During emergencies, bureaucratic delays can cost lives and property. This exemption ensures that imported emergency goods can be deployed immediately without customs tariff hindrances. The regulation is narrowly tailored and achieves an important public safety objective that would be difficult to replicate through ad hoc administrative measures during crises.

delete Australia Tariff and New Zealand Tariff Rules of Origin Regulations SOR/98-35 · 2006
Summary

Trade preference regulations establishing origin criteria and shipping requirements for Australia and New Zealand goods to qualify for preferential tariff treatment in Canada. Requires a minimum of 50% domestic production cost and direct shipping from the country of origin.

Reason

These regulations artificially restrict trade, raise consumer prices, reduce supply options, and create costly compliance burdens. The protectionist rules distort efficient global supply chains and benefit producers at the expense of Canadian consumers and overall economic welfare.
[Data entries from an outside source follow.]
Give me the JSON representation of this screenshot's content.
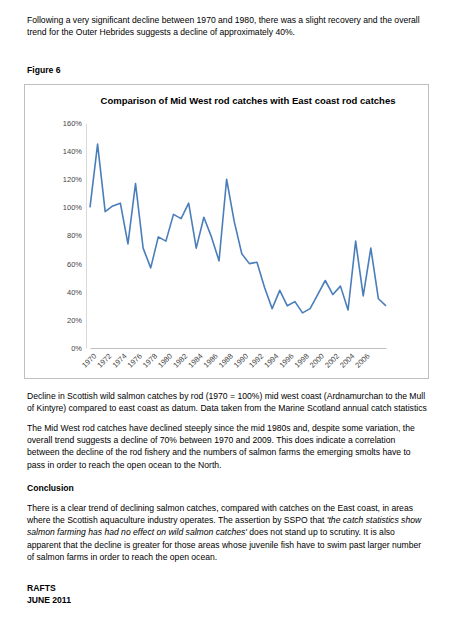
{
  "document": {
    "intro": "Following a very significant decline between 1970 and 1980, there was a slight recovery and the overall trend for the Outer Hebrides suggests a decline of approximately 40%.",
    "figure_label": "Figure 6",
    "caption": "Decline in Scottish wild salmon catches by rod (1970 = 100%) mid west coast (Ardnamurchan to the Mull of Kintyre) compared to east coast as datum. Data taken from the Marine Scotland annual catch statistics",
    "discussion": "The Mid West rod catches have declined steeply since the mid 1980s and, despite some variation, the overall trend suggests a decline of 70% between 1970 and 2009. This does indicate a correlation between the decline of the rod fishery and the numbers of salmon farms the emerging smolts have to pass in order to reach the open ocean to the North.",
    "conclusion_heading": "Conclusion",
    "conclusion": [
      "There is a clear trend of declining salmon catches, compared with catches on the East coast, in areas where the Scottish aquaculture industry operates. The assertion by SSPO that ",
      "'the catch statistics show salmon farming has had no effect on wild salmon catches'",
      " does not stand up to scrutiny. It is also apparent that the decline is greater for those areas whose juvenile fish have to swim past larger number of salmon farms in order to reach the open ocean."
    ],
    "signature": [
      "RAFTS",
      "JUNE 2011"
    ]
  },
  "chart_data": {
    "type": "line",
    "title": "Comparison of Mid West rod catches with East coast rod catches",
    "categories": [
      "1970",
      null,
      "1972",
      null,
      "1974",
      null,
      "1976",
      null,
      "1978",
      null,
      "1980",
      null,
      "1982",
      null,
      "1984",
      null,
      "1986",
      null,
      "1988",
      null,
      "1990",
      null,
      "1992",
      null,
      "1994",
      null,
      "1996",
      null,
      "1998",
      null,
      "2000",
      null,
      "2002",
      null,
      "2004",
      null,
      "2006",
      null,
      null,
      null
    ],
    "values": [
      100,
      145,
      97,
      101,
      103,
      74,
      117,
      71,
      57,
      79,
      76,
      95,
      92,
      103,
      71,
      93,
      79,
      62,
      120,
      90,
      67,
      60,
      61,
      43,
      28,
      41,
      30,
      33,
      25,
      28,
      38,
      48,
      38,
      44,
      27,
      76,
      37,
      71,
      35,
      30
    ],
    "color": "#4a7ebb",
    "ylim": [
      0,
      160
    ],
    "yticks": [
      {
        "value": 0,
        "label": "0%"
      },
      {
        "value": 20,
        "label": "20%"
      },
      {
        "value": 40,
        "label": "40%"
      },
      {
        "value": 60,
        "label": "60%"
      },
      {
        "value": 80,
        "label": "80%"
      },
      {
        "value": 100,
        "label": "100%"
      },
      {
        "value": 120,
        "label": "120%"
      },
      {
        "value": 140,
        "label": "140%"
      },
      {
        "value": 160,
        "label": "160%"
      }
    ],
    "grid": false
  }
}
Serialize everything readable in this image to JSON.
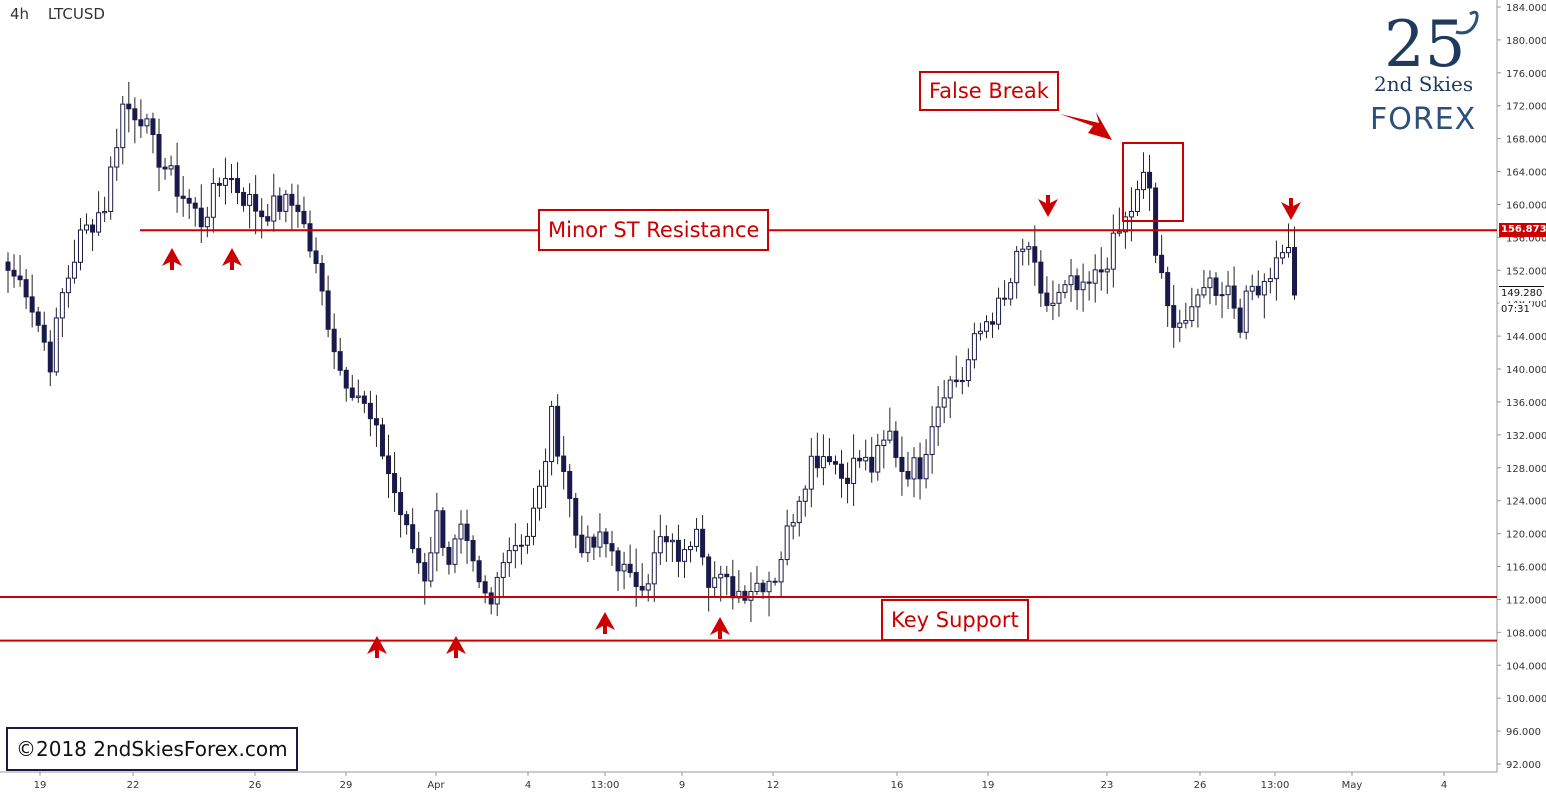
{
  "header": {
    "timeframe": "4h",
    "symbol": "LTCUSD"
  },
  "logo": {
    "mark": "25",
    "subtitle": "2nd Skies",
    "brand": "FOREX"
  },
  "copyright": "©2018 2ndSkiesForex.com",
  "annotations": {
    "resistance_label": "Minor ST Resistance",
    "support_label": "Key Support",
    "false_break_label": "False Break"
  },
  "price_tags": {
    "resistance": "156.873",
    "current": "149.280",
    "countdown": "07:31"
  },
  "colors": {
    "bull": "#ffffff",
    "bear": "#1a1a4a",
    "annotation": "#cc0000",
    "wick": "#222222"
  },
  "chart_data": {
    "type": "candlestick",
    "timeframe": "4h",
    "symbol": "LTCUSD",
    "ylim": [
      90,
      185
    ],
    "y_ticks": [
      "184.000",
      "180.000",
      "176.000",
      "172.000",
      "168.000",
      "164.000",
      "160.000",
      "156.000",
      "152.000",
      "148.000",
      "144.000",
      "140.000",
      "136.000",
      "132.000",
      "128.000",
      "124.000",
      "120.000",
      "116.000",
      "112.000",
      "108.000",
      "104.000",
      "100.000",
      "96.000",
      "92.000"
    ],
    "x_ticks": [
      "19",
      "22",
      "26",
      "29",
      "Apr",
      "4",
      "13:00",
      "9",
      "12",
      "16",
      "19",
      "23",
      "26",
      "13:00",
      "May",
      "4"
    ],
    "levels": {
      "resistance": 156.873,
      "support_upper": 112.3,
      "support_lower": 107.0
    },
    "series_keypoints": [
      [
        0,
        152
      ],
      [
        3,
        150
      ],
      [
        7,
        141
      ],
      [
        9,
        149
      ],
      [
        12,
        156
      ],
      [
        16,
        160
      ],
      [
        19,
        172
      ],
      [
        22,
        171
      ],
      [
        24,
        167
      ],
      [
        28,
        162
      ],
      [
        32,
        158
      ],
      [
        36,
        164
      ],
      [
        39,
        161
      ],
      [
        42,
        159
      ],
      [
        45,
        160
      ],
      [
        48,
        160
      ],
      [
        51,
        152
      ],
      [
        55,
        140
      ],
      [
        58,
        137
      ],
      [
        62,
        130
      ],
      [
        66,
        120
      ],
      [
        69,
        115
      ],
      [
        71,
        122
      ],
      [
        73,
        117
      ],
      [
        75,
        120
      ],
      [
        78,
        113
      ],
      [
        80,
        111
      ],
      [
        82,
        118
      ],
      [
        86,
        120
      ],
      [
        88,
        125
      ],
      [
        90,
        134
      ],
      [
        92,
        128
      ],
      [
        94,
        120
      ],
      [
        96,
        118
      ],
      [
        98,
        119
      ],
      [
        100,
        118
      ],
      [
        103,
        114
      ],
      [
        106,
        115
      ],
      [
        108,
        119
      ],
      [
        112,
        117
      ],
      [
        114,
        122
      ],
      [
        116,
        115
      ],
      [
        118,
        114
      ],
      [
        121,
        113
      ],
      [
        124,
        114
      ],
      [
        127,
        115
      ],
      [
        129,
        120
      ],
      [
        131,
        125
      ],
      [
        133,
        129
      ],
      [
        136,
        130
      ],
      [
        138,
        127
      ],
      [
        141,
        129
      ],
      [
        143,
        128
      ],
      [
        146,
        132
      ],
      [
        148,
        128
      ],
      [
        151,
        128
      ],
      [
        153,
        134
      ],
      [
        155,
        138
      ],
      [
        158,
        139
      ],
      [
        160,
        143
      ],
      [
        162,
        146
      ],
      [
        165,
        148
      ],
      [
        167,
        153
      ],
      [
        169,
        155
      ],
      [
        171,
        148
      ],
      [
        173,
        148
      ],
      [
        176,
        150
      ],
      [
        178,
        149
      ],
      [
        181,
        152
      ],
      [
        183,
        155
      ],
      [
        185,
        158
      ],
      [
        187,
        161
      ],
      [
        188,
        163
      ],
      [
        189,
        162
      ],
      [
        190,
        154
      ],
      [
        192,
        147
      ],
      [
        194,
        146
      ],
      [
        196,
        146
      ],
      [
        198,
        151
      ],
      [
        200,
        150
      ],
      [
        202,
        150
      ],
      [
        204,
        146
      ],
      [
        206,
        150
      ],
      [
        208,
        151
      ],
      [
        210,
        153
      ],
      [
        211,
        155
      ],
      [
        212,
        154
      ],
      [
        213,
        149
      ]
    ]
  }
}
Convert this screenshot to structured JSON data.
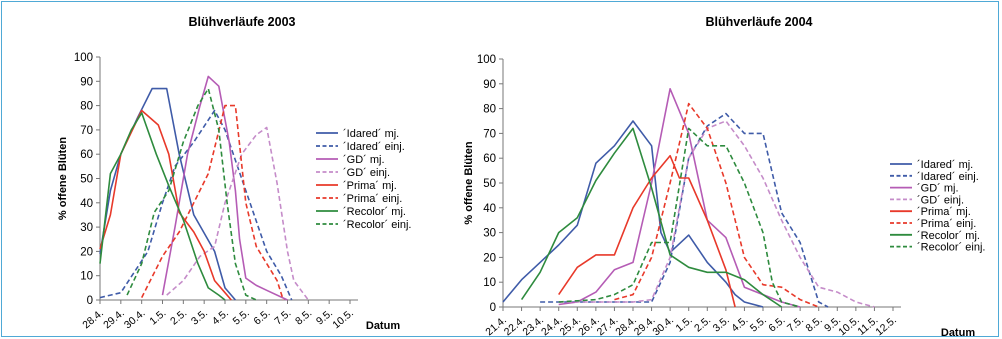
{
  "chart_data": [
    {
      "type": "line",
      "title": "Blühverläufe 2003",
      "xlabel": "Datum",
      "ylabel": "% offene Blüten",
      "ylim": [
        0,
        100
      ],
      "yticks": [
        "0",
        "10",
        "20",
        "30",
        "40",
        "50",
        "60",
        "70",
        "80",
        "90",
        "100"
      ],
      "grid": false,
      "legend_position": "right",
      "categories": [
        "28.4.",
        "29.4.",
        "30.4.",
        "1.5.",
        "2.5.",
        "3.5.",
        "4.5.",
        "5.5.",
        "6.5.",
        "7.5.",
        "8.5.",
        "9.5.",
        "10.5."
      ],
      "series": [
        {
          "name": "´Idared´ mj.",
          "color": "#3f5ba8",
          "dash": false,
          "points": [
            [
              0,
              19
            ],
            [
              0.5,
              45
            ],
            [
              1,
              60
            ],
            [
              1.8,
              75
            ],
            [
              2.5,
              87
            ],
            [
              3.2,
              87
            ],
            [
              3.8,
              60
            ],
            [
              4.5,
              35
            ],
            [
              5.5,
              20
            ],
            [
              6,
              5
            ],
            [
              6.5,
              0
            ]
          ]
        },
        {
          "name": "´Idared´ einj.",
          "color": "#3f5ba8",
          "dash": true,
          "points": [
            [
              0,
              1
            ],
            [
              1,
              3
            ],
            [
              2.3,
              20
            ],
            [
              3,
              40
            ],
            [
              3.6,
              55
            ],
            [
              4.5,
              65
            ],
            [
              5.5,
              78
            ],
            [
              6,
              70
            ],
            [
              7,
              45
            ],
            [
              8,
              20
            ],
            [
              8.7,
              10
            ],
            [
              9.2,
              0
            ]
          ]
        },
        {
          "name": "´GD´ mj.",
          "color": "#b55cb5",
          "dash": false,
          "points": [
            [
              3,
              2
            ],
            [
              3.6,
              30
            ],
            [
              4.2,
              60
            ],
            [
              4.8,
              80
            ],
            [
              5.2,
              92
            ],
            [
              5.7,
              88
            ],
            [
              6.2,
              65
            ],
            [
              6.5,
              45
            ],
            [
              6.7,
              25
            ],
            [
              7,
              9
            ],
            [
              7.5,
              6
            ],
            [
              8,
              4
            ],
            [
              9,
              0
            ]
          ]
        },
        {
          "name": "´GD´ einj.",
          "color": "#c58cc9",
          "dash": true,
          "points": [
            [
              3.2,
              2
            ],
            [
              4,
              8
            ],
            [
              4.8,
              18
            ],
            [
              5.5,
              22
            ],
            [
              6,
              40
            ],
            [
              6.8,
              60
            ],
            [
              7.5,
              68
            ],
            [
              8,
              71
            ],
            [
              8.5,
              48
            ],
            [
              9,
              20
            ],
            [
              9.3,
              8
            ],
            [
              10,
              0
            ]
          ]
        },
        {
          "name": "´Prima´ mj.",
          "color": "#e8392a",
          "dash": false,
          "points": [
            [
              0,
              21
            ],
            [
              0.5,
              35
            ],
            [
              1,
              60
            ],
            [
              2,
              78
            ],
            [
              2.8,
              72
            ],
            [
              3.3,
              60
            ],
            [
              3.8,
              36
            ],
            [
              4.5,
              28
            ],
            [
              5,
              20
            ],
            [
              5.5,
              8
            ],
            [
              6,
              3
            ],
            [
              6.3,
              0
            ]
          ]
        },
        {
          "name": "´Prima´ einj.",
          "color": "#e8392a",
          "dash": true,
          "points": [
            [
              2,
              1
            ],
            [
              3,
              18
            ],
            [
              3.8,
              28
            ],
            [
              4.5,
              40
            ],
            [
              5.2,
              52
            ],
            [
              6,
              80
            ],
            [
              6.5,
              80
            ],
            [
              7,
              40
            ],
            [
              7.5,
              22
            ],
            [
              8,
              15
            ],
            [
              8.5,
              8
            ],
            [
              8.8,
              0
            ]
          ]
        },
        {
          "name": "´Recolor´ mj.",
          "color": "#2e8b3e",
          "dash": false,
          "points": [
            [
              0,
              15
            ],
            [
              0.5,
              52
            ],
            [
              1,
              60
            ],
            [
              1.5,
              70
            ],
            [
              2,
              77
            ],
            [
              2.7,
              60
            ],
            [
              3.3,
              47
            ],
            [
              4,
              33
            ],
            [
              4.7,
              15
            ],
            [
              5.2,
              5
            ],
            [
              5.7,
              2
            ],
            [
              6,
              0
            ]
          ]
        },
        {
          "name": "´Recolor´ einj.",
          "color": "#2e8b3e",
          "dash": true,
          "points": [
            [
              1.3,
              2
            ],
            [
              2,
              15
            ],
            [
              2.6,
              36
            ],
            [
              3.3,
              45
            ],
            [
              4,
              65
            ],
            [
              4.7,
              80
            ],
            [
              5.2,
              87
            ],
            [
              5.7,
              70
            ],
            [
              6.1,
              40
            ],
            [
              6.5,
              15
            ],
            [
              7,
              2
            ],
            [
              7.5,
              0
            ]
          ]
        }
      ]
    },
    {
      "type": "line",
      "title": "Blühverläufe 2004",
      "xlabel": "Datum",
      "ylabel": "% offene Blüten",
      "ylim": [
        0,
        100
      ],
      "yticks": [
        "0",
        "10",
        "20",
        "30",
        "40",
        "50",
        "60",
        "70",
        "80",
        "90",
        "100"
      ],
      "grid": false,
      "legend_position": "right",
      "categories": [
        "21.4.",
        "22.4.",
        "23.4.",
        "24.4.",
        "25.4.",
        "26.4.",
        "27.4.",
        "28.4.",
        "29.4.",
        "30.4.",
        "1.5.",
        "2.5.",
        "3.5.",
        "4.5.",
        "5.5.",
        "6.5.",
        "7.5.",
        "8.5.",
        "9.5.",
        "10.5.",
        "11.5.",
        "12.5."
      ],
      "series": [
        {
          "name": "´Idared´ mj.",
          "color": "#3f5ba8",
          "dash": false,
          "points": [
            [
              0,
              2
            ],
            [
              1,
              11
            ],
            [
              2,
              18
            ],
            [
              3,
              25
            ],
            [
              4,
              33
            ],
            [
              5,
              58
            ],
            [
              6,
              65
            ],
            [
              7,
              75
            ],
            [
              8,
              65
            ],
            [
              8.5,
              30
            ],
            [
              9,
              22
            ],
            [
              10,
              29
            ],
            [
              11,
              18
            ],
            [
              12,
              10
            ],
            [
              12.5,
              5
            ],
            [
              13,
              2
            ],
            [
              14,
              0
            ]
          ]
        },
        {
          "name": "´Idared´ einj.",
          "color": "#3f5ba8",
          "dash": true,
          "points": [
            [
              2,
              2
            ],
            [
              4,
              2
            ],
            [
              6,
              2
            ],
            [
              7,
              2
            ],
            [
              8,
              2
            ],
            [
              9,
              18
            ],
            [
              10,
              60
            ],
            [
              11,
              73
            ],
            [
              12,
              78
            ],
            [
              13,
              70
            ],
            [
              14,
              70
            ],
            [
              15,
              38
            ],
            [
              16,
              26
            ],
            [
              17,
              2
            ],
            [
              17.5,
              0
            ]
          ]
        },
        {
          "name": "´GD´ mj.",
          "color": "#b55cb5",
          "dash": false,
          "points": [
            [
              3,
              1
            ],
            [
              4,
              2
            ],
            [
              5,
              6
            ],
            [
              6,
              15
            ],
            [
              7,
              18
            ],
            [
              8,
              50
            ],
            [
              9,
              88
            ],
            [
              10,
              70
            ],
            [
              11,
              35
            ],
            [
              12,
              28
            ],
            [
              13,
              8
            ],
            [
              14,
              5
            ],
            [
              15,
              2
            ],
            [
              16,
              0
            ]
          ]
        },
        {
          "name": "´GD´ einj.",
          "color": "#c58cc9",
          "dash": true,
          "points": [
            [
              3,
              2
            ],
            [
              5,
              2
            ],
            [
              7,
              2
            ],
            [
              8,
              3
            ],
            [
              9,
              20
            ],
            [
              10,
              60
            ],
            [
              11,
              72
            ],
            [
              12,
              75
            ],
            [
              13,
              65
            ],
            [
              14,
              52
            ],
            [
              15,
              35
            ],
            [
              16,
              20
            ],
            [
              17,
              8
            ],
            [
              18,
              6
            ],
            [
              19,
              2
            ],
            [
              20,
              0
            ]
          ]
        },
        {
          "name": "´Prima´ mj.",
          "color": "#e8392a",
          "dash": false,
          "points": [
            [
              3,
              5
            ],
            [
              4,
              16
            ],
            [
              5,
              21
            ],
            [
              6,
              21
            ],
            [
              7,
              40
            ],
            [
              8,
              52
            ],
            [
              9,
              61
            ],
            [
              9.5,
              52
            ],
            [
              10,
              52
            ],
            [
              11,
              35
            ],
            [
              12,
              15
            ],
            [
              12.5,
              0
            ]
          ]
        },
        {
          "name": "´Prima´ einj.",
          "color": "#e8392a",
          "dash": true,
          "points": [
            [
              6,
              3
            ],
            [
              7,
              5
            ],
            [
              8,
              20
            ],
            [
              9,
              50
            ],
            [
              10,
              82
            ],
            [
              11,
              72
            ],
            [
              12,
              50
            ],
            [
              13,
              20
            ],
            [
              14,
              9
            ],
            [
              15,
              8
            ],
            [
              16,
              3
            ],
            [
              17,
              0
            ]
          ]
        },
        {
          "name": "´Recolor´ mj.",
          "color": "#2e8b3e",
          "dash": false,
          "points": [
            [
              1,
              3
            ],
            [
              2,
              14
            ],
            [
              3,
              30
            ],
            [
              4,
              36
            ],
            [
              5,
              51
            ],
            [
              6,
              62
            ],
            [
              7,
              72
            ],
            [
              8,
              48
            ],
            [
              9,
              21
            ],
            [
              10,
              16
            ],
            [
              11,
              14
            ],
            [
              12,
              14
            ],
            [
              13,
              11
            ],
            [
              14,
              5
            ],
            [
              15,
              0
            ]
          ]
        },
        {
          "name": "´Recolor´ einj.",
          "color": "#2e8b3e",
          "dash": true,
          "points": [
            [
              3,
              2
            ],
            [
              5,
              3
            ],
            [
              6,
              5
            ],
            [
              7,
              9
            ],
            [
              8,
              26
            ],
            [
              9,
              26
            ],
            [
              10,
              72
            ],
            [
              11,
              65
            ],
            [
              12,
              65
            ],
            [
              13,
              50
            ],
            [
              14,
              30
            ],
            [
              14.5,
              10
            ],
            [
              15,
              2
            ],
            [
              16,
              0
            ]
          ]
        }
      ]
    }
  ]
}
delete Lancaster Sound Designated Area Regulations SOR/98-349 · 2006
Summary

This regulation designates a specific grid area in Lancaster Sound, Northwest Territories for potential oil and gas exploration orders under the Canada Petroleum Resources Act, coming into force June 18, 1998.

Reason

This regulation creates a regulatory barrier to resource development by establishing a special designation area that adds bureaucratic complexity and delays to energy exploration, reducing Canada's competitive advantage in Arctic resource development.

delete Alpine Joe Sportswear Remission Order, 1998 SOR/98-345 · 2006
Summary

A remission order granting Alpine Joe Sportswear Ltd. refunds of customs duties on specific polyester-cotton-elastane fabrics imported between 1997-2002 for use in manufacturing hiking pants, shorts, and bicycle touring shorts, with an annual limit of 13,716 metres.

Reason

Obsolete and arbitrary corporate welfare that violates equal treatment under the law; expired in 2002 but remains on books, creating regulatory clutter and the precedent of government picking winners. Canadians would be better off with neutral, uniformly applied tariffs.